A Step in Time
It’s very possible that by the end of this post, you’ll think I’VE been chewing too many coca leaves, but here it goes anyway. Today we visited the “dinosaur park” (Royal Tyrrell Museum, you have nothing to fear!). To get there, we loaded into the “dino truck” and away we went.
It would seem that some dinosaur footprints were discovered just over 10 years ago, when a cement company was chewing up a mountain, in an effort to make cement. In my romantic mind, some worker saw the footprints and brought the whole operation to a standstill, while the footprints were investigated. In reality, the slab of rock that contains the footprints, was fortunately high in magnesium, which apparently will stop concrete from becoming solid, so the slab was abandoned. In any case, there is a large vertical slab of rock, which contains hundreds of different prints “walking” across it.
The footprints are visible, but not really easy to decipher, so visitors are assigned a guide and initially you go and look at a picture of the slab and some “mock” footprints, so that when you look at the real wall, the prints are more visible. Our guide spoke English, although his English was a bit rough. He started telling us about the wall sliding off, and I must admit, we were a bit baffled at first. Eventually we began to understand. It seems that 2 days ago, a large portion of the wall fractured and crumbled to the ground. Lost from this portion of the slab, were the most impressive set of prints, a double track of “long-neck” tracks. Oops!!!
These are the tracks that “slid off”. The slab now has a large V of missing rock.
All the debris from the slough is sitting at the bottom of the V. Despite the loss of the “best” prints, there are still a lot of prints to see. Now I could see them, and I tried my hardest to increase the contrast in the photos, so that you could see them too, but I am not making any promises.

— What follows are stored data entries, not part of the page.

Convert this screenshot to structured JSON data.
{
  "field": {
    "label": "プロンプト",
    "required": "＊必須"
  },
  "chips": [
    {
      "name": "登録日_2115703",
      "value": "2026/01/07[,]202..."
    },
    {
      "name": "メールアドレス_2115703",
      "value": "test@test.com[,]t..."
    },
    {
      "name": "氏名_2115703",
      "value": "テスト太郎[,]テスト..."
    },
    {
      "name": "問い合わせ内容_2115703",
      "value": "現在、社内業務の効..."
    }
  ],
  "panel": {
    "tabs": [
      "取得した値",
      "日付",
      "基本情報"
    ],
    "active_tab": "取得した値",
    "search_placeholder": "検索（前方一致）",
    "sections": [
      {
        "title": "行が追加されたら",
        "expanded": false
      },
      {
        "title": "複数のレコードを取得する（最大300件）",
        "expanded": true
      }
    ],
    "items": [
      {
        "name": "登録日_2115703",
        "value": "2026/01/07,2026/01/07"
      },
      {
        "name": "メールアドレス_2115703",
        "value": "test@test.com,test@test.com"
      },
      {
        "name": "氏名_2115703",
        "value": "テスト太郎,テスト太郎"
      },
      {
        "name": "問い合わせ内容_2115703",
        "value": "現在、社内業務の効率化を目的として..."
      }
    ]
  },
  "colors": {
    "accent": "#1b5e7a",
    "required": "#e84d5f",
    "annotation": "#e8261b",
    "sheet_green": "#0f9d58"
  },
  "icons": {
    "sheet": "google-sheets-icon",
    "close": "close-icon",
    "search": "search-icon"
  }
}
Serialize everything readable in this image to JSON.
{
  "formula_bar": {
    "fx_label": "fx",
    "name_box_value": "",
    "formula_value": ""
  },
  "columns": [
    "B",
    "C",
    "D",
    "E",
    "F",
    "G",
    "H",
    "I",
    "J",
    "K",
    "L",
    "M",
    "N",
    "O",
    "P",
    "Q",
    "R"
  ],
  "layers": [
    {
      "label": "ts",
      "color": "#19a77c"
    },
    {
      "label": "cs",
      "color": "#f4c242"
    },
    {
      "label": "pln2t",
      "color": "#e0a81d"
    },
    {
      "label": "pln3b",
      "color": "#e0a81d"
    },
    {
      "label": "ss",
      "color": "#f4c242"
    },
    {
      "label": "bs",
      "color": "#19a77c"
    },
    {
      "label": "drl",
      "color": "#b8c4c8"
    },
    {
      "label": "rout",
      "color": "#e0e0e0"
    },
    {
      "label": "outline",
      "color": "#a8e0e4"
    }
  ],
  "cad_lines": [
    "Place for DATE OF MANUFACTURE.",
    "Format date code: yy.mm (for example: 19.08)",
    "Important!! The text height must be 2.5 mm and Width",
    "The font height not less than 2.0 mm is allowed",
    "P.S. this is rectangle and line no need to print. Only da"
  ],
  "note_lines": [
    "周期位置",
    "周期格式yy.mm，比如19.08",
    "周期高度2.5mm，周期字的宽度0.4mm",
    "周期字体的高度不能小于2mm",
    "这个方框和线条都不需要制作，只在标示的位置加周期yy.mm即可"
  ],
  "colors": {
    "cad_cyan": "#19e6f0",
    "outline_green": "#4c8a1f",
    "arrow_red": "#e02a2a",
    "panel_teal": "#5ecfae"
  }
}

In this picture, there are two sets of prints, one on the right hand side going from bottom to top, and a second set of prints to the left which are really only visible about 1/2 way up the slab.
In this picture, the tracks run pretty much straight up the middle.
Are you starting to be able to pick them out??
Okay, enough imagining for one day. They were quite cool to see. I guess now there is talk of trying preserve the slab before more footprints slide off. They are talking about coating the slab as silicone. If they do this, the slab would be preserved, and it would be safe for tourists to look at the prints close up. He mentioned that it may cost up to 12 million dollars to do this though. Hope they find the money somehow, it would be a shame to lose the prints!